The Church of St Michael is a Church of England parish church on Chester Square in the Belgravia district of West London. It has been listed Grade II on the National Heritage List for England since February 1958.

==Design==
It was built in 1844 at the time of the construction of the rest of the square, and consecrated two years later. The church is in the late Decorated Gothic style, with an exterior of Kentish Ragstone. The architect was Thomas Cundy the younger.

The War Memorial Chapel at the north east end of the church was designed by Giles Gilbert Scott and completed in 1920. It was dedicated on 22 June 1922 in a ceremony attended by the Bishop of London, Arthur Winnington-Ingram. Wooden panels on the wall of the chapel contain 86 names of parishioners killed in World War I. The stained glass West Window is by Hugh Easton and two windows to the south are by Morris & Co and date to 1882.The Ecclesiologist magazine criticised the opening, saying it was "an attempt – but happily a most unsuccessful one – to find a Protestant development of the Christian styles".

==History==
Arthur Sullivan served as organist at the church in the early 1860s. He was succeeded in 1867 by Franklin Taylor. T. J. Crawford was appointed organist in 1902.

W. H. Elliott was appointed Vicar of St Michael's in 1930. In 1931 he began a series of broadcast sermons from the church which lasted for the next eight years. Congregations of 500 people would attend the broadcast Thursday evening services, with a further 2,000 attending on the following Sunday. King George V and Queen Mary were regular listeners. An appeal for a fictitious poverty stricken child nicknamed 'Sally in our Alley' attracted 212,000 gifts from listeners and a prayer appeal in 1936 resulted in 5.5 million signed prayer cards.

Benjamin Britten attended an evening service at which he heard Elliott preach on 2 July 1933.

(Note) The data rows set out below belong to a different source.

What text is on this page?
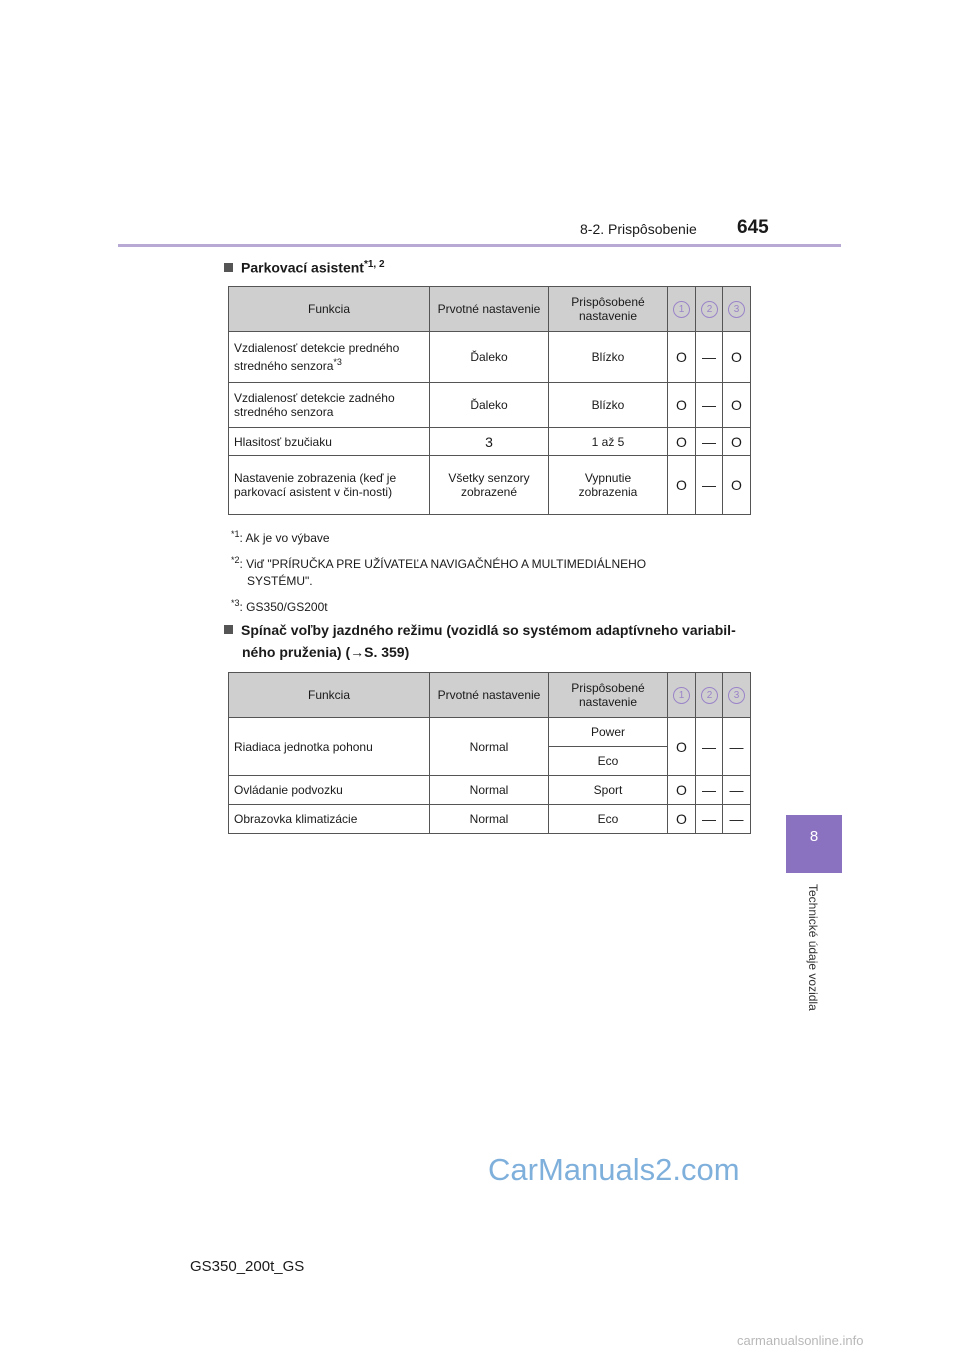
8-2. Prispôsobenie 645
8
Technické údaje vozidla
Parkovací asistent$^{*1, 2}$
Funkcia	Prvotné nastavenie	Prispôsobené nastavenie	1	2	3
Vzdialenosť detekcie predného stredného senzora$^{*3}$	Ďaleko	Blízko	O	—	O
Vzdialenosť detekcie zadného stredného senzora	Ďaleko	Blízko	O	—	O
Hlasitosť bzučiaku	3	1 až 5	O	—	O
Nastavenie zobrazenia (keď je parkovací asistent v čin-nosti)	Všetky senzory zobrazené	Vypnutie zobrazenia	O	—	O
$^{*1}$: Ak je vo výbave
$^{*2}$: Viď "PRÍRUČKA PRE UŽÍVATEĽA NAVIGAČNÉHO A MULTIMEDIÁLNEHO
SYSTÉMU".
$^{*3}$: GS350/GS200t
Spínač voľby jazdného režimu (vozidlá so systémom adaptívneho variabil-
ného pruženia) (→S. 359)
Funkcia	Prvotné nastavenie	Prispôsobené nastavenie	1	2	3
Riadiaca jednotka pohonu	Normal	Power	O	—	—
		Eco			
Ovládanie podvozku	Normal	Sport	O	—	—
Obrazovka klimatizácie	Normal	Eco	O	—	—
CarManuals2.com
GS350_200t_GS
carmanualsonline.info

The Nigerian bass singer Christopher Oyesiku performed at St Michael's in the 1950s. Margaret and Denis Thatcher attended St Michael's briefly while living in Chester Square but ultimately became congregants at the chapel of the Royal Hospital Chelsea as they found St Michael's too "happy clappy".

===St. Michael's House===
St. Michael's House, at 2 Elizabeth Street, in nearby Victoria was built as a 'clubhouse' for St Michael's in the 1930s under the stewardship of the incumbent Vicar, W. H. Elliott. It was designed by Nugent Cachemaille-Day. The building served as an informal space for various children's activities and as a working men's club.